Research Allocations & Impact

  • Congenital heart defects are common and deadly, yet CHD research is grossly under-funded relative to the prevalence of the disease.
  • Only one penny of every dollar donated to the American Heart Association goes towards congenital heart defect research.
  • Of every dollar the government spends on medical funding only a fraction of a penny is directed toward congenital heart defect research.
  • The NHLBI has stated that Congenital Heart Defects are a serious and underappreciated global health problem.
    In the last decade death rates for congenital heart defects have declined by almost 30% due to advances made through research.

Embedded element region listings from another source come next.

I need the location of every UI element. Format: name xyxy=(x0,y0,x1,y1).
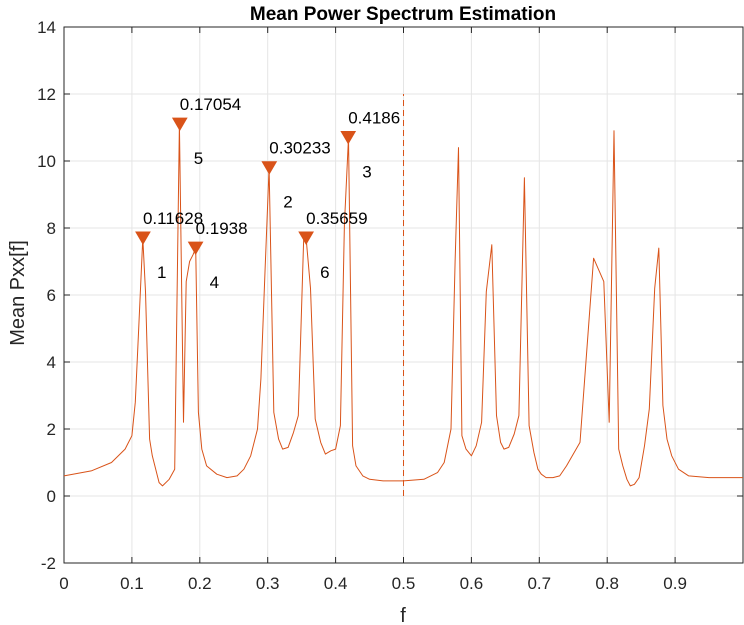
x-tick-label: 0.1 xyxy=(120,574,144,593)
peak-value-label: 0.30233 xyxy=(269,139,330,158)
x-tick-label: 0.6 xyxy=(460,574,484,593)
series-line xyxy=(63,123,743,487)
x-tick-label: 0 xyxy=(59,574,68,593)
peak-marker xyxy=(171,117,188,132)
peak-marker xyxy=(298,231,314,246)
x-tick-label: 0.3 xyxy=(256,574,280,593)
y-tick-label: -2 xyxy=(41,554,56,573)
y-tick-label: 12 xyxy=(37,85,56,104)
peak-value-label: 0.35659 xyxy=(306,209,367,228)
peak-value-label: 0.1938 xyxy=(196,219,248,238)
x-tick-label: 0.2 xyxy=(188,574,212,593)
peak-index-label: 6 xyxy=(320,263,329,282)
peak-value-label: 0.17054 xyxy=(180,95,241,114)
x-tick-label: 0.7 xyxy=(527,574,551,593)
peak-value-label: 0.4186 xyxy=(348,109,400,128)
peak-value-label: 0.11628 xyxy=(143,209,203,228)
x-tick-label: 0.8 xyxy=(595,574,619,593)
chart-title: Mean Power Spectrum Estimation xyxy=(250,4,556,25)
x-axis-label: f xyxy=(400,605,406,625)
y-tick-label: 2 xyxy=(47,420,56,439)
y-tick-label: 4 xyxy=(47,353,56,372)
y-tick-label: 8 xyxy=(47,219,56,238)
peak-marker xyxy=(135,231,151,246)
peak-index-label: 4 xyxy=(210,273,219,292)
peak-marker xyxy=(340,131,357,145)
axes: 0 0.1 0.2 0.3 0.4 0.5 0.6 0.7 0.8 0.9-20246810121… xyxy=(37,18,744,593)
y-tick-label: 0 xyxy=(47,487,56,506)
x-tick-label: 0.4 xyxy=(324,574,348,593)
y-tick-label: 10 xyxy=(37,152,56,171)
y-tick-label: 6 xyxy=(47,286,56,305)
peak-index-label: 2 xyxy=(283,193,292,212)
y-tick-label: 14 xyxy=(37,18,56,37)
peak-marker xyxy=(187,241,204,256)
peak-markers: 0.11628 1 0.30233 2 0.4186 3 0.1938 4 0.17054 5 0.… xyxy=(135,95,400,292)
series-layer xyxy=(63,94,743,496)
plot-frame xyxy=(63,26,744,564)
peak-index-label: 1 xyxy=(157,263,166,282)
peak-index-label: 5 xyxy=(194,149,203,168)
y-axis-label: Mean Pxx[f] xyxy=(7,240,29,346)
peak-index-label: 3 xyxy=(362,163,371,182)
peak-marker xyxy=(261,161,278,175)
x-tick-label: 0.5 xyxy=(392,574,416,593)
x-tick-label: 0.9 xyxy=(663,574,687,593)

*taken from http://www.childrensheartfoundation.org/about-chf/fact-sheets

CHD Awareness Tree

A few weeks ago our local chapter of the Mended Little Hearts group put up a Christmas tree at the health center at Mary Bridge Children’s Hospital. I joined the group not too long ago.

Mended Little Hearts is a group thats main focus is the support of those affected by congenital heart disorders in children. There is monthly meetings and other activities. There are also kids and teen groups, but I would say mainly it’s members are the parents that all share this common experience.

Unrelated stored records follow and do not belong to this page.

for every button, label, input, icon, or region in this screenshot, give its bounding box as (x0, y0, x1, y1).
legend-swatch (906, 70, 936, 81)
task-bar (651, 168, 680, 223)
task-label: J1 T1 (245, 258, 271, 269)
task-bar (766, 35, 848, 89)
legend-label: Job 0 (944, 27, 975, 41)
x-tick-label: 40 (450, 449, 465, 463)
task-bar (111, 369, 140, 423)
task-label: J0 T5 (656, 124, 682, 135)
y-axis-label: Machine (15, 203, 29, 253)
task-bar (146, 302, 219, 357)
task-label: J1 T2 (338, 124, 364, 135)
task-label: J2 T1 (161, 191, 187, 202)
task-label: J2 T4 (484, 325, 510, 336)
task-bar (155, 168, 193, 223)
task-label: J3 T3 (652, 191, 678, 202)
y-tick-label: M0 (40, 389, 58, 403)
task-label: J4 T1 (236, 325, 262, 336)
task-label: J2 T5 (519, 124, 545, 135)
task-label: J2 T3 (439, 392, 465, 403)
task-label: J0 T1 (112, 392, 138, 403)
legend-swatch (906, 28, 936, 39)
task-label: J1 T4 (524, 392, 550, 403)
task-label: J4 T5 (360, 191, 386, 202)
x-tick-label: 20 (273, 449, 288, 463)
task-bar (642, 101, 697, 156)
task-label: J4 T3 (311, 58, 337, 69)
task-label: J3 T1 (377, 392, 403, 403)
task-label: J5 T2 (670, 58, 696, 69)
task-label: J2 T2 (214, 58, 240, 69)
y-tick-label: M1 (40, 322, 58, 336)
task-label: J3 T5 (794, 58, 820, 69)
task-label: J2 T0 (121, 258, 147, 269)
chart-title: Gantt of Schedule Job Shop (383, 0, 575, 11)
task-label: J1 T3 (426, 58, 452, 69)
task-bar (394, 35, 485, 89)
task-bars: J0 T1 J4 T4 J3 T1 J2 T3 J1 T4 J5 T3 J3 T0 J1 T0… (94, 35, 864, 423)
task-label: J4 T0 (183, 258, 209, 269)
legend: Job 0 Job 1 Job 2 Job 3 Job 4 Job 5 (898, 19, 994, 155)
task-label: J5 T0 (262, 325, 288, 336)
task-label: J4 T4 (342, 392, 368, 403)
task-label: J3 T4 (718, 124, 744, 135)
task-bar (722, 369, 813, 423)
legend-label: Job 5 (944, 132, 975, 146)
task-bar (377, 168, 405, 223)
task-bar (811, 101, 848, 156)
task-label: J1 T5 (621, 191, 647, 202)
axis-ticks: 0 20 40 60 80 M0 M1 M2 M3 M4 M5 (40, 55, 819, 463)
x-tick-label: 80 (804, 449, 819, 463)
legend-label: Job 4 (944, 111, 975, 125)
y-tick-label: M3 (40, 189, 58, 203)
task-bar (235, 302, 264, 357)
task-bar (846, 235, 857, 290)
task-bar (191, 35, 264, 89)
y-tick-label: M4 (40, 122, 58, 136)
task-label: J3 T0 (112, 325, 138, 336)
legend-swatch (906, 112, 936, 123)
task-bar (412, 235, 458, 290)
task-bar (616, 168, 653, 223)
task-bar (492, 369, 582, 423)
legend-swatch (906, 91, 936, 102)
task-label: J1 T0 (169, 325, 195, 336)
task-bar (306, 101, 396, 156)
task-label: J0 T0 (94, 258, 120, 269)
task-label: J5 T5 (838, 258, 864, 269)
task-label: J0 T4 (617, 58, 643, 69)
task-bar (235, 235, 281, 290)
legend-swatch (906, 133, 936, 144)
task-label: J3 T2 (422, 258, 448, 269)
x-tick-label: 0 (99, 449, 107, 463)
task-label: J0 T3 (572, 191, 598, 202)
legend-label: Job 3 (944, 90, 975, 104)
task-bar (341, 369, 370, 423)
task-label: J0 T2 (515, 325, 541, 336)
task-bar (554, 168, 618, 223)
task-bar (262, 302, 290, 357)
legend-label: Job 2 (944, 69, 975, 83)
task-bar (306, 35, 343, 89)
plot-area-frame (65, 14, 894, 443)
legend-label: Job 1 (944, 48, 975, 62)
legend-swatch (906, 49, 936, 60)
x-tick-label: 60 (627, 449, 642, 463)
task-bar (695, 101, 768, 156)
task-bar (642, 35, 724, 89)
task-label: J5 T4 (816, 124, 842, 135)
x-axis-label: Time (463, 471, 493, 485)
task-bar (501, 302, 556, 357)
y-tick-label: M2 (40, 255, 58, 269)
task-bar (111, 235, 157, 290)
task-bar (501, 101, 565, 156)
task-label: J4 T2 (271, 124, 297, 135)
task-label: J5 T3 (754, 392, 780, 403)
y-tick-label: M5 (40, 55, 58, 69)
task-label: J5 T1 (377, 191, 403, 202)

I’ve already jumped right in and participated! This year they decided to decorate a tree to promote awareness of this very vast disorder. 1 in 100 babies are born with a heart defect, and it’s the #1 birth defect affecting children worldwide.

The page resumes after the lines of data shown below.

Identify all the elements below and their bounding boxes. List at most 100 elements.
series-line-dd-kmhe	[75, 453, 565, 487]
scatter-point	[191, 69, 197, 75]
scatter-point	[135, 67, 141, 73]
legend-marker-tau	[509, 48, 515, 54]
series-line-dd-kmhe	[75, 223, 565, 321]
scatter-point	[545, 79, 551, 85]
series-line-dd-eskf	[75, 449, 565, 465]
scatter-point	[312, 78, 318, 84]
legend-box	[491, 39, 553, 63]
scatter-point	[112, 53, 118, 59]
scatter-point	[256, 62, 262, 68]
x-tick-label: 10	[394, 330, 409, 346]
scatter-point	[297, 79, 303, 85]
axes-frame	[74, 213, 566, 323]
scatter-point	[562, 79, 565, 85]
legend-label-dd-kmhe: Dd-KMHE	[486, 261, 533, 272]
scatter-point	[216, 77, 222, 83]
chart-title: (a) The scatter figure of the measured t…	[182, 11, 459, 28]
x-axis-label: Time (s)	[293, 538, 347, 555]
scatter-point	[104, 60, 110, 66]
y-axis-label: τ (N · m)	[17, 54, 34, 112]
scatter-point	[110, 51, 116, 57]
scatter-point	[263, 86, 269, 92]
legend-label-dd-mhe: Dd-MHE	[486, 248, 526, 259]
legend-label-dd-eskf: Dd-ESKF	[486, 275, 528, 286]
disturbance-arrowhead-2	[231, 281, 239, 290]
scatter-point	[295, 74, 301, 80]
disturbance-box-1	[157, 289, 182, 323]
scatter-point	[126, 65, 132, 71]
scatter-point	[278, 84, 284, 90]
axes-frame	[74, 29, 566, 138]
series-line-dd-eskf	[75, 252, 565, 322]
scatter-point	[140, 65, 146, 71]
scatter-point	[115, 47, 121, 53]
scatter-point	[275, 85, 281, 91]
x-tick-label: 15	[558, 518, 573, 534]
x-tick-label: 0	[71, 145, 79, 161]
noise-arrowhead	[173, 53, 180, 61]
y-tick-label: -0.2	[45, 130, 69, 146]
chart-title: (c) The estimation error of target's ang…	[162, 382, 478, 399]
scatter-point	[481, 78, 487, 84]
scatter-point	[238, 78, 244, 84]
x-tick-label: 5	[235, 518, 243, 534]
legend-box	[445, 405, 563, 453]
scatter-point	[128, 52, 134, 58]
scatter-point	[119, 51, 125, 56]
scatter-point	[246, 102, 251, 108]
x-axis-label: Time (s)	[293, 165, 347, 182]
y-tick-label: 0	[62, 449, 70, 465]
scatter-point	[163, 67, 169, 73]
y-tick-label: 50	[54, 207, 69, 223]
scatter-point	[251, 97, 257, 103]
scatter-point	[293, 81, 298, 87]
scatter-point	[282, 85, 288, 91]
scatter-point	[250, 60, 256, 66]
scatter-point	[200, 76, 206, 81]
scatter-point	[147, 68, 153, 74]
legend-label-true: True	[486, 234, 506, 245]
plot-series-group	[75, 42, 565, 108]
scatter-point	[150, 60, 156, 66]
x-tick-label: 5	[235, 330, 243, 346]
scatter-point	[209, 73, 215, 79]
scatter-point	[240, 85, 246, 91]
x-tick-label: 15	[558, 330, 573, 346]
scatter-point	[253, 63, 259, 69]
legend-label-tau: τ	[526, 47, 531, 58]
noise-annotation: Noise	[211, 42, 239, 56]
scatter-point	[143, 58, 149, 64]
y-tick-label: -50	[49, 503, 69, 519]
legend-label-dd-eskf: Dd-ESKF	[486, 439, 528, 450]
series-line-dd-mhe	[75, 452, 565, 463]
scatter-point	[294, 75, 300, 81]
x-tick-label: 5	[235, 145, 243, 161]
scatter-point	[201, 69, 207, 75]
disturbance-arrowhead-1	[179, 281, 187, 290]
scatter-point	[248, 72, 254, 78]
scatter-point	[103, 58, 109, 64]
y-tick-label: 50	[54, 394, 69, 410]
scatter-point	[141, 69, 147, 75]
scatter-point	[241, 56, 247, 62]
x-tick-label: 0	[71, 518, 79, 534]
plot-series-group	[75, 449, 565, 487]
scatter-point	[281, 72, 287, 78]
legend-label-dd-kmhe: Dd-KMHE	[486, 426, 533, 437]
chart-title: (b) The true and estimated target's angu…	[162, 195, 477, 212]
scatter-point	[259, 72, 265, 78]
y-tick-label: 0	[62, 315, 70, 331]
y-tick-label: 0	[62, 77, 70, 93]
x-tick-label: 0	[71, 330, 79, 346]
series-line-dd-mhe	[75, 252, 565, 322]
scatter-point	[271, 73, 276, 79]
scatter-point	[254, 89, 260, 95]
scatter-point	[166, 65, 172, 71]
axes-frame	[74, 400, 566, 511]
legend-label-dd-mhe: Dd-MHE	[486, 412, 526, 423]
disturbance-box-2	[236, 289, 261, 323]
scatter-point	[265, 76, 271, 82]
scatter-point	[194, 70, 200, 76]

I made many photo ornaments of the children of the group. Almost no two defects the same! But each and every one of these kids has had to undergo one or more heart surgeries, many done by the same surgeon! The very same Dr. Woods! I’ve met a lot of fantastic people in this group, and it’s so nice to be able to have parents that we can talk “shop” with!

My mom, Diane, made a lovely stained glass heart that I put on top of a sparkly tree topper. I really wanted to grab attention! And it turned out very lovely! Thanks Mom!